THIRTY MINUTES LATER Vidocq and I are sitting in a doughnut shop on Sunset drinking coffee and eating. He's paying. I'm close to tapped out. At least I spent Brad Pitt's money well. Before Vidocq got to Donut Universe, I'd examined the motocross jacket for damage. The Kevlar did a pretty good job. None of the knife slashes made it through the armor down to me. All the damage was to the leather, and I could fix that with gaffer tape.

"I've heard of power amulets like guns, but not like the one you describe," says Vidocq. "But I think I know someone who will. I'll introduce you soon."

The Frenchman puts a paper bag on the table. I take a bite of my Bavarian cream.

"What's that?"

"Look for yourself," he says, and pushes the bag at me. I open it and look inside. It's full of shirts.

"They are yours. You look like a fucking child in those video store things. You should wear your own clothes. They will help you remember who you are."

I roll down the top of the bag and put it on the seat beside me. I suppose I do look stupid in these shirts. In my head I'm still nineteen. Time is stuck there and it's like a punch in the balls every time I look in the mirror. At least no one will bother me for ID when I buy beer now.

But I don't want to look at what's in the bag right away. Part of me wants to burn everything Alice and I left behind eleven years ago. Another part wants to leave it all right where it is, frozen in time, like bugs trapped in amber. It never occurred to me to wear any of my old clothes again.

"There was something weird and familiar about that amulet and I've been trying to remember what since I left the club."

Donut Universe is a twenty-four-hour place with an outer-space theme. There's a big plastic UFO suspended from the ceiling over the display case. The girl working the counter is a green-haired pixie who looks somewhere between twelve and thirty-five.

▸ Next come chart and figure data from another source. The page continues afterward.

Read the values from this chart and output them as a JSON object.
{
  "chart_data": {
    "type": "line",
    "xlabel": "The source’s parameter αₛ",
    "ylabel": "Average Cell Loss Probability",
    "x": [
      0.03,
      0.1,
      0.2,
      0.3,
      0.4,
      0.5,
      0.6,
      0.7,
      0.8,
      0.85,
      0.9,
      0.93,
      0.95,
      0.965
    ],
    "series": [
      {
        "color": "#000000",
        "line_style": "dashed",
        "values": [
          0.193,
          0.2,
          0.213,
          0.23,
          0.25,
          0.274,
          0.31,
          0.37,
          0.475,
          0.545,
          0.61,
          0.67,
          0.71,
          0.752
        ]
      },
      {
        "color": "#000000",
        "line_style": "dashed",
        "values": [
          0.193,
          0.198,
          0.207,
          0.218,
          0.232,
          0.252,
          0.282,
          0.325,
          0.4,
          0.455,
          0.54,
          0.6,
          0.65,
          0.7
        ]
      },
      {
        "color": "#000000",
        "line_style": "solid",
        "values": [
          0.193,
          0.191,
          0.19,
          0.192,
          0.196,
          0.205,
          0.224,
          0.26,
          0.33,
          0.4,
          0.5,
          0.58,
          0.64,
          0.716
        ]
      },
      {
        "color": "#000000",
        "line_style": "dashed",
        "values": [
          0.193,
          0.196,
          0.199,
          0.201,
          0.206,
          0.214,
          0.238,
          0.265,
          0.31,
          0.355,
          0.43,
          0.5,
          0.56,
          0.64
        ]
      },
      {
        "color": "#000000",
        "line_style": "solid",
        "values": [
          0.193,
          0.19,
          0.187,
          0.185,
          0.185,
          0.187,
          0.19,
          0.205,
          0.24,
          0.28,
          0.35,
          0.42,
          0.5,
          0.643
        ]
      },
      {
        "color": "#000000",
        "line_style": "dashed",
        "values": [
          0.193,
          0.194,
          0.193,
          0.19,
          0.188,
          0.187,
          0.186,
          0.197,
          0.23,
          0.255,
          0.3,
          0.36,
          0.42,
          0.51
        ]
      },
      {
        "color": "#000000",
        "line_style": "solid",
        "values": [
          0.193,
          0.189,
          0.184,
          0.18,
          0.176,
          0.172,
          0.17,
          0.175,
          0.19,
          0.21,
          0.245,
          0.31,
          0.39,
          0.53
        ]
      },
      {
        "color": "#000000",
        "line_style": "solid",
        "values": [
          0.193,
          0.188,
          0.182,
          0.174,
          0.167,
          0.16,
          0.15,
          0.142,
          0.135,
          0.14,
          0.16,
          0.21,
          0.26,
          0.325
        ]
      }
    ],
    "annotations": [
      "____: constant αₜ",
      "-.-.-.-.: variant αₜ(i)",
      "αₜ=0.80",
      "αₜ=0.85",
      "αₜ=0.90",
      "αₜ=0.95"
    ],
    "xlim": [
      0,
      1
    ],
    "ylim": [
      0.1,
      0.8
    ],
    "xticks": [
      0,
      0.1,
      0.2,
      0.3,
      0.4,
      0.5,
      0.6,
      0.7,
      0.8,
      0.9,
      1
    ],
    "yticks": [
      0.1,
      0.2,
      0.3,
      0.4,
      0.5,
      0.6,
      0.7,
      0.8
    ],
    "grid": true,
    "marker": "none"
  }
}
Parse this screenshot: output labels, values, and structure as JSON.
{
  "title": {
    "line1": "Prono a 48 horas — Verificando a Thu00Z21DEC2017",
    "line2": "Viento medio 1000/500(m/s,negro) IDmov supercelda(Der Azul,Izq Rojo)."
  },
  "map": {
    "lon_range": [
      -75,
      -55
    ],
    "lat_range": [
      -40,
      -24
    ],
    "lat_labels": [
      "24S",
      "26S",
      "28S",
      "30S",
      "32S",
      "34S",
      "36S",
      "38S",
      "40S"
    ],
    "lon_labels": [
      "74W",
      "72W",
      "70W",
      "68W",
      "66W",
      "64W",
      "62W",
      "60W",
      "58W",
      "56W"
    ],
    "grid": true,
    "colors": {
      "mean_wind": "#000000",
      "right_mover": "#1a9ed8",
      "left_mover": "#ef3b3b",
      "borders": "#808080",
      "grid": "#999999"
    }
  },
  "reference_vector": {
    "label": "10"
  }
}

She's wearing sequined antennae that bob up and down when she talks. The grown-up part of my brain imagines that she tears the stupid things off and tosses them in the backseat of her car the moment she's finished her shift. The nineteen-year-old in me wonders if she sometimes wears the antennae when she screws her boyfriend, and what it's like to look up and see her and those sequined balls bobbing up and down over you.

"There was this one time Downtown when a couple of big, horned Hellions dragged me out of bed in the middle of the night. Azazel was my boss, but these two worked for Mephistopheles. The general with the fire palace. Lucifer's third favorite general. His boys took me to the arena. It was after-hours, but there were a couple dozen Hellion posh types in the stands. They wanted a private show starring the living boy, which I knew meant that I was about to get my ass kicked.

"My favorite weapon, a na'at, was on the ground. A na'at is sort of like a spear, but it morphs and changes into a lot more than a spear if you know how to use it right. Like everything else down there, the name is a Hellion joke. They call a na'at a 'thorn' because its full name, na'atzutz, is the kind of bush they used to make Christ's crown of thorns.

"Across the arena from me was something all draped in black. When it came closer I saw that it wasn't dressed in black. It was black, nothing but black. It was like a hole punched in the world. And it kept shifting and changing shape, like a sheet on a clothesline on a windy day.

"It just stood there, so I went for it. I threw a few feints, trying to draw it into a fight, but it didn't move. It didn't even turn when I moved around it. The na'atzutz is spear-shaped. When I took a quick, hard shot at the thing's head, the na'at went right through it, like it wasn't there. But when the thing raised its arm to push me away, it was like getting hit by a dump truck.

"The na'at extends over ten feet when you open it all the way, so when the thing came at me, I let the na'at out to its full length and swung it like a flail. It went right through the thing again. I wasn't about to let it lay into me again, so I did a Muhammad Ali and danced around the arena, trying to figure out what to do next. I didn't know how to fight something I couldn't even touch.